In ancient Roman times not everyone had equal marriage rights. If you were a slave you had neither the right to choose whether to marry nor to choose your partner. If you were allowed to marry your owner still had the power to station your spouse in another location even if it was in the other end of the Empire. He didn’t need to show any consideration towards your children and could employ them when and where he wanted: slaves were simply regarded as we would farm animals or machines today.
This unequal state of affairs changed with the introduction of Christianity. In the words of St Paul, Christians were neither “Jew nor Greek, bond nor free, male nor female”. Though it took time, the Christian church therefore sought to extend the right to marry to all believers.
By the eighth century it was a principle of the Christian church that everyone had the right to marry. This was a significant move forward from the situation in which the marriages of the unfree – peasants who held their land in return for cultivating it – was open to challenge in courts of law.
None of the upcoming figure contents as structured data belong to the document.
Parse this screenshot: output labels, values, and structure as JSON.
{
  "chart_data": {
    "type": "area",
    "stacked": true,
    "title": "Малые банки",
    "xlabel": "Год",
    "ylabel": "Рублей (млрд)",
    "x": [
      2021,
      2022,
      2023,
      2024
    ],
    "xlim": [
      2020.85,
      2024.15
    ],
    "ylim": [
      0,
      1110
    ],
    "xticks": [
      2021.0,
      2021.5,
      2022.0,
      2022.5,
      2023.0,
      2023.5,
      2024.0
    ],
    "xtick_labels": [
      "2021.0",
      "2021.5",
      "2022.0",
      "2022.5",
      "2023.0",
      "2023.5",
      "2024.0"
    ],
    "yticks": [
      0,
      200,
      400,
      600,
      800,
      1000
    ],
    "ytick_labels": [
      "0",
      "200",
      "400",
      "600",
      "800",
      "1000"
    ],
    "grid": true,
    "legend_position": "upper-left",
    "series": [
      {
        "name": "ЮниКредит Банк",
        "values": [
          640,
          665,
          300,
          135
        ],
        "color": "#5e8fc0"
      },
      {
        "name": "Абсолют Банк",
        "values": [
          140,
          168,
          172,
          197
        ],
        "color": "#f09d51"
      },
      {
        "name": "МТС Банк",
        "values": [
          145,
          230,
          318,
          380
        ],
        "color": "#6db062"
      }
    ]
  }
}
But theologians continued to debate the function that marriage served in man’s journey towards salvation. St Augustine, the fourth-century bishop of Hippo in North Africa, had established that for those who could not live a celibate life being married was essential to being Christian. In the words of a later (12th-century) theologian, marriage “removed the stain of sin from sexual intercourse and made that lifelong union happy and pleasant”. These considerations meant that soon marriage was not only made possible for all; it was encouraged.
Defining marriage
So, from around the 12th century, theologians, lawyers and popes set about making it as easy as possible to enter into marriage (and as difficult as possible to dissolve it). But while priests, preachers, and theologians dedicated their time to broadcasting the church’s ideology of marriage, it also became necessary to neatly define what marriage actually was. So it fell to the lawyers to provide a working definition that allowed everyone to enter into marriage with the minimum amount of fuss.
In the middle of the 12th century, Gratian, a teacher of law in Bologna, published what can best be described as the first academic textbook in the law of the Catholic Church. Although his solution was cumbersome, Gratian managed to reconcile the many contradictory texts which dealt with the thorny question of when marriage became legally binding.
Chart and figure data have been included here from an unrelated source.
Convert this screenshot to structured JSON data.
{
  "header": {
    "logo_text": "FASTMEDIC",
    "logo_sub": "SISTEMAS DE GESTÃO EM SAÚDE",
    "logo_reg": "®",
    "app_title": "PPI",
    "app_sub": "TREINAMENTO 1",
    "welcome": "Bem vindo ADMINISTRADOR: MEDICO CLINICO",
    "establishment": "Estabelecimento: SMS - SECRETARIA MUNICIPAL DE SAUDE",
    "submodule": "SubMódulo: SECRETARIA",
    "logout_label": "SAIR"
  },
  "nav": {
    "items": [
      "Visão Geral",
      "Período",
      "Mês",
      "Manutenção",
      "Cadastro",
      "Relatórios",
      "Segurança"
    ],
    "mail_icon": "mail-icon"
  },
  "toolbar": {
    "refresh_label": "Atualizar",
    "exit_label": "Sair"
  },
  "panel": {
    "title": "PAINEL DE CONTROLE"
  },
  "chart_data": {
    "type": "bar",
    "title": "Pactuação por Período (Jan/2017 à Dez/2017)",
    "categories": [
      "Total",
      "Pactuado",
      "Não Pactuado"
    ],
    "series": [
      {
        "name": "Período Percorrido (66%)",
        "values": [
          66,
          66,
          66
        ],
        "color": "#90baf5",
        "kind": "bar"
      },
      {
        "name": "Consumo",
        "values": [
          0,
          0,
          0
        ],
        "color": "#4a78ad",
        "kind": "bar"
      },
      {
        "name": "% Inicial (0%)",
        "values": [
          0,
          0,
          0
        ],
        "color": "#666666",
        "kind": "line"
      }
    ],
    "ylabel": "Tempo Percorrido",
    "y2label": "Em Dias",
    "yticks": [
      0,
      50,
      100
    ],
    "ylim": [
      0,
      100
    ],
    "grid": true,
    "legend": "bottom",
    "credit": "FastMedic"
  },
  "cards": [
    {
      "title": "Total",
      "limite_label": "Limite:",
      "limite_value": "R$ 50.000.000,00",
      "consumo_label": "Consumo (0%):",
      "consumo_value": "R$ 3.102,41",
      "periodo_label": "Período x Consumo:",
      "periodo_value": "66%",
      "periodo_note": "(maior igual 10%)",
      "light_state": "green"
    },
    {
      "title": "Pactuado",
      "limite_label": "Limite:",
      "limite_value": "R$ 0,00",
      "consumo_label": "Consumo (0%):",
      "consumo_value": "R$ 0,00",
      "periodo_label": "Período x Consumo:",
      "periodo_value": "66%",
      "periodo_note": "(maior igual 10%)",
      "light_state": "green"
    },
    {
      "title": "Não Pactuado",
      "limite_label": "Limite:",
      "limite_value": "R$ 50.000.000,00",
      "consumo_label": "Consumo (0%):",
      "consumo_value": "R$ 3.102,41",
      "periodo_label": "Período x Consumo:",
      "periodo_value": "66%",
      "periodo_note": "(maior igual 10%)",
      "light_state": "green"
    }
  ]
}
He took his starting point in the nature of the words that spouses exchanged when they married. These words, he argued, initiated marriage, but marriage was only perfected by “a mingling of the sexes”. Gratian left the meaning of this phrase open to interpretation but made it clear that sexual intercourse was only one among several ways to perfect a marriage.
Achieving perfection
Though it was a good starting point for discussions by university law students, Gratian’s definition of marriage created serious problems in practice. Gratian did not define what constituted “perfection”. This meant it was extremely difficult to prove that a marriage had been perfected in a court of law.
Proof normally consisted in the evidence of two independent witnesses to the exchange of vows and to the “perfection” of the marriage, but even if the court could find witnesses to these two events, it remained unclear what would happen if one spouse died in between the initiation and the perfection of marriage. University scholars across Europe proposed several different solutions to the problem in the latter half of the 12th century, but it was not until the reign of Pope Alexander III (1159-1181) that an answer was promoted with papal authority.
Alexander III decided to follow the recommendations of scholars at the University of Paris and ruled that marriage was created simply when spouses both said they were married. No priest, no witnesses and no ceremonies were required. Alexander III’s decision marks the high water mark of easy access to marriage. This rule – that you contracted marriage by speaking the marriage vows – continued in England until Lord Hardwick’s marriage act in 1753.
To many clerics and lawyers this all felt a bit too easy, so it was felt that something was needed to safeguard marriages contracted by words alone. In attempt to do so the Fourth Lateran Council passed the rules in 1215 which required the reading of banns in church on three consecutive Sundays. In doing so, the council introduced a final principle: marriage was not just a matter between individuals but an institution that was protected by the community. The fact that you were legally able to marry – that you were marrying of your own free will, that you were not already married, that you were not too closely related, and that you were old enough to make the decision to marry – was guaranteed and testified to by every member of the local community.
The reading out of marriage banns may seem a bit archaic and so it’s perhaps understandable that there’s talk of them being scrapped. But what they stand for – the principle of community involvement in every marriage – is enshrined and continued still, in local registry offices publicly displaying notices of intentions to marry.